Le même Murphy, décidément habile dans l’innovation des mots pour désigner les situations, après avoir écrit un article, le 20 juillet 2011, où il compare juillet 2011 à juillet 1914 (le 19 juillet 2011, Martin Walker, de UPI, utilisait la même analogie), propose une autre analogie historique pour les jours d’aujourd’hui (4 août 2011). L’image est celle de Munich 1938 et, pour une fois, après tant d’utilisations grossières et abusives par les penseurs idéologiques type-neocons pour l’Irak et toute cette sorte de chose, elle a sa valeur. Elle désigne les deux très récentes grandes opérations de sauvetage (la Grèce et l’euro en Europe, la dette aux USA), comme une sorte de “Munich financier”, – avec la crise personnalisé par Hitler.
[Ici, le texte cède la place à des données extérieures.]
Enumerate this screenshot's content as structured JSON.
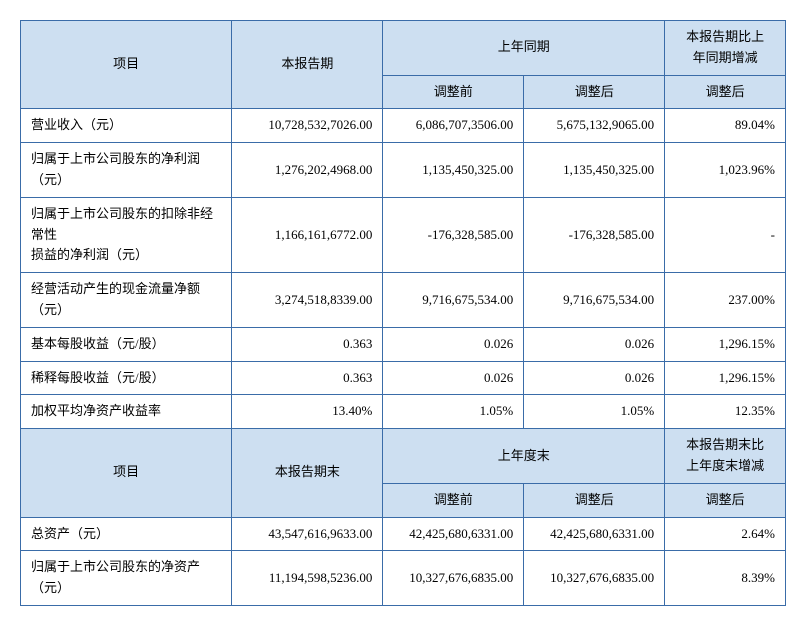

«And the effective interest rates Italy and Spain are paying have gone over 6% when Germany is paying 2.4%, while the US is being marked for credit downgrade by all major ratings agencies. Gold has hit a record price. Perversely, the cost of UK debt has fallen to new lows: we're now a safe haven. Anyone who thinks we are out of the crisis has to be seriously misguided. And as for those agreements, to shift world war metaphors, think of them as being something equivalent to Chamberlain's Munich deal with Hitler – simple exercises in staving off the inevitable.»
Autrement dit, mais fort précisément écrit par lui, non seulement nous ne sommes pas “en sortie de crise” mais bien sur le point d’entrer dans une “seconde” crise. (GFC2, ou Great Financial Crisis 2, comme l’acronyme est partout présent sur Internet et dans les milieux financiers depuis plusieurs mois, pour suivre GFC1, ou Great Financial Crisis 1 de septembre 2008.) «But does that mean a new global financial crisis is likely? My answer is a very simple “yes”. And the reasons are not hard to find.»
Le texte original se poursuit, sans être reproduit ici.